The man's flesh turned cold.
"What
do you mean?" he said.
"Rance
wasn't there," said Fate Joyner. "He went to visit Rufus
Alexander's people a week ago, and he's fifty miles away from here
right now. That's where he is tonight," said Fate quietly.
Roberts' face had turned grey in the
firelight. For several moments he said nothing. Then he muttered:
"Yes. Yes, I see it now. By God, that's it, all right."
Then he told them how the boy had seemed to
vanish right before his eyes a moment after he had passed him--"as
if--as if," he said, "the earth had opened up to swaller
him."
"And that was it?"
he whispered.
"Yes," Fate
Joyner answered quietly, "that was it."
He
paused, and for a moment all the feeding, horror-hungry eyes turned
with slow fascination to the figure of the dead woman on the bed, who
lay, hands folded, in composed and rigid posture, the fire flames
casting the long flicker of their light upon her cold, dead face.

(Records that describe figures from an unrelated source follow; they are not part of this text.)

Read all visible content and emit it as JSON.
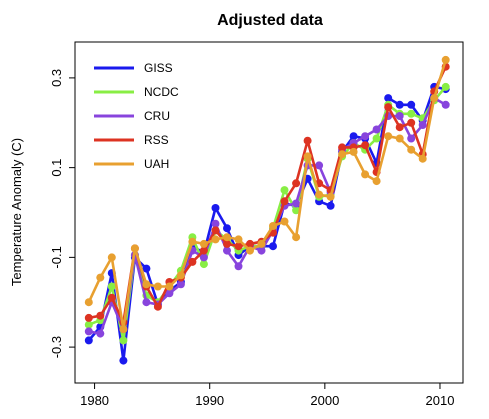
{
  "chart_data": {
    "type": "line",
    "title": "Adjusted data",
    "xlabel": "",
    "ylabel": "Temperature Anomaly (C)",
    "xlim": [
      1978.3,
      2012.0
    ],
    "ylim": [
      -0.38,
      0.38
    ],
    "x_ticks": [
      1980,
      1990,
      2000,
      2010
    ],
    "x_tick_labels": [
      "1980",
      "1990",
      "2000",
      "2010"
    ],
    "y_ticks": [
      -0.3,
      -0.1,
      0.1,
      0.3
    ],
    "y_tick_labels": [
      "-0.3",
      "-0.1",
      "0.1",
      "0.3"
    ],
    "grid": false,
    "legend_position": "top-left",
    "x": [
      1979.5,
      1980.5,
      1981.5,
      1982.5,
      1983.5,
      1984.5,
      1985.5,
      1986.5,
      1987.5,
      1988.5,
      1989.5,
      1990.5,
      1991.5,
      1992.5,
      1993.5,
      1994.5,
      1995.5,
      1996.5,
      1997.5,
      1998.5,
      1999.5,
      2000.5,
      2001.5,
      2002.5,
      2003.5,
      2004.5,
      2005.5,
      2006.5,
      2007.5,
      2008.5,
      2009.5,
      2010.5
    ],
    "series": [
      {
        "name": "GISS",
        "color": "#1a1aee",
        "values": [
          -0.285,
          -0.255,
          -0.135,
          -0.33,
          -0.1,
          -0.125,
          -0.205,
          -0.175,
          -0.155,
          -0.075,
          -0.09,
          0.01,
          -0.035,
          -0.095,
          -0.075,
          -0.075,
          -0.075,
          0.02,
          0.015,
          0.075,
          0.025,
          0.015,
          0.135,
          0.17,
          0.165,
          0.11,
          0.255,
          0.24,
          0.24,
          0.205,
          0.28,
          0.275
        ]
      },
      {
        "name": "NCDC",
        "color": "#88ee44",
        "values": [
          -0.25,
          -0.24,
          -0.165,
          -0.285,
          -0.095,
          -0.185,
          -0.2,
          -0.165,
          -0.13,
          -0.055,
          -0.115,
          -0.04,
          -0.06,
          -0.085,
          -0.075,
          -0.075,
          -0.035,
          0.05,
          0.005,
          0.12,
          0.035,
          0.04,
          0.125,
          0.155,
          0.14,
          0.165,
          0.24,
          0.22,
          0.22,
          0.21,
          0.25,
          0.28
        ]
      },
      {
        "name": "CRU",
        "color": "#8844dd",
        "values": [
          -0.265,
          -0.27,
          -0.2,
          -0.26,
          -0.095,
          -0.2,
          -0.205,
          -0.18,
          -0.16,
          -0.085,
          -0.1,
          -0.025,
          -0.085,
          -0.12,
          -0.075,
          -0.085,
          -0.04,
          0.015,
          0.02,
          0.105,
          0.105,
          0.045,
          0.14,
          0.155,
          0.17,
          0.185,
          0.215,
          0.215,
          0.165,
          0.195,
          0.255,
          0.24
        ]
      },
      {
        "name": "RSS",
        "color": "#dd3322",
        "values": [
          -0.235,
          -0.23,
          -0.19,
          -0.245,
          -0.08,
          -0.165,
          -0.21,
          -0.155,
          -0.145,
          -0.11,
          -0.085,
          -0.04,
          -0.07,
          -0.075,
          -0.07,
          -0.065,
          -0.045,
          0.025,
          0.065,
          0.16,
          0.065,
          0.05,
          0.145,
          0.145,
          0.15,
          0.09,
          0.235,
          0.19,
          0.2,
          0.13,
          0.27,
          0.325
        ]
      },
      {
        "name": "UAH",
        "color": "#e8a030",
        "values": [
          -0.2,
          -0.145,
          -0.1,
          -0.26,
          -0.08,
          -0.16,
          -0.165,
          -0.165,
          -0.14,
          -0.065,
          -0.07,
          -0.06,
          -0.055,
          -0.06,
          -0.085,
          -0.07,
          -0.03,
          -0.02,
          -0.055,
          0.125,
          0.04,
          0.035,
          0.13,
          0.135,
          0.085,
          0.07,
          0.17,
          0.165,
          0.14,
          0.12,
          0.255,
          0.34
        ]
      }
    ]
  }
}
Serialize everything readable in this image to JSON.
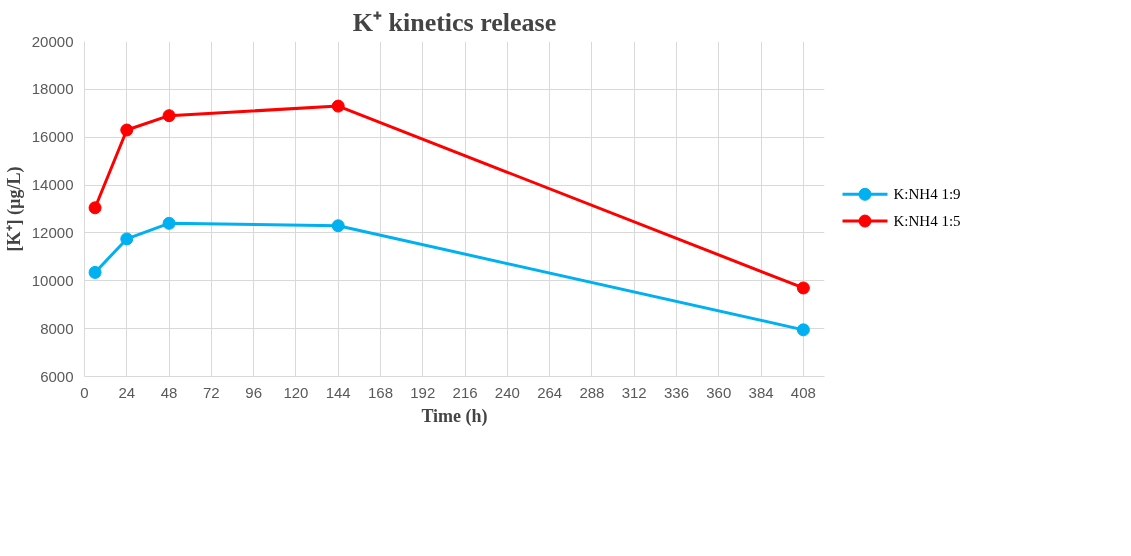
{
  "chart_data": {
    "type": "line",
    "title": "K⁺ kinetics release",
    "xlabel": "Time (h)",
    "ylabel": "[K⁺] (µg/L)",
    "x": [
      6,
      24,
      48,
      144,
      408
    ],
    "series": [
      {
        "name": "K:NH4 1:9",
        "color": "#00b0f0",
        "values": [
          10350,
          11750,
          12400,
          12300,
          7950
        ]
      },
      {
        "name": "K:NH4 1:5",
        "color": "#ff0000",
        "values": [
          13050,
          16300,
          16900,
          17300,
          9700
        ]
      }
    ],
    "xlim": [
      0,
      420
    ],
    "xticks": [
      0,
      24,
      48,
      72,
      96,
      120,
      144,
      168,
      192,
      216,
      240,
      264,
      288,
      312,
      336,
      360,
      384,
      408
    ],
    "ylim": [
      6000,
      20000
    ],
    "yticks": [
      6000,
      8000,
      10000,
      12000,
      14000,
      16000,
      18000,
      20000
    ],
    "grid": true,
    "legend": "right",
    "marker": "circle",
    "line_style": "solid"
  }
}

"Yes, that was it," Fate Joyner
said. "She was dead then, at that moment--but you--you didn't
know it," he added, and quietly there was feeding a deep triumph
in his voice.
Thus, this good-hearted
and simple-minded boy became, without his having willed or
comprehended it, a supernatural portent of man's fate and destiny.
Rance Joyner, or rather, his spiritual substance, was seen by dusk
and darkness on deserted roads, was observed crossing fields and
coming out of woods, was seen to toil up a hill along a narrow path
at evening--and then to vanish suddenly. Often, these apparitions had
no discernible relation to any human happening; more often, they were
precedent, coincident, or subsequent to some fatal circumstance. And
this ghostly power was not limited to the period of his boyhood. It
continued, with increasing force and frequency, into the years of his
manhood and maturity.
Thus, one evening
early in the month of April, 1862, the wife of Lafayette Joyner,
coming to the door of her house--which was built on the summit of a
hill, or ledge, above a little river--suddenly espied Rance toiling
up the steep path that led up to the house. In his soiled and ragged
uniform, he looked footsore, unkempt, dusty, and unutterably
weary--"as if," she said, "he had come a long, long
ways"- as indeed, he must have done, since at that moment he was
a private soldier in one of Jackson's regiments in Virginia.
But Lafayette Joyner's wife could see him
plainly as he paused for a moment to push open a long gate that gave
upon the road below her, halfway down the hill.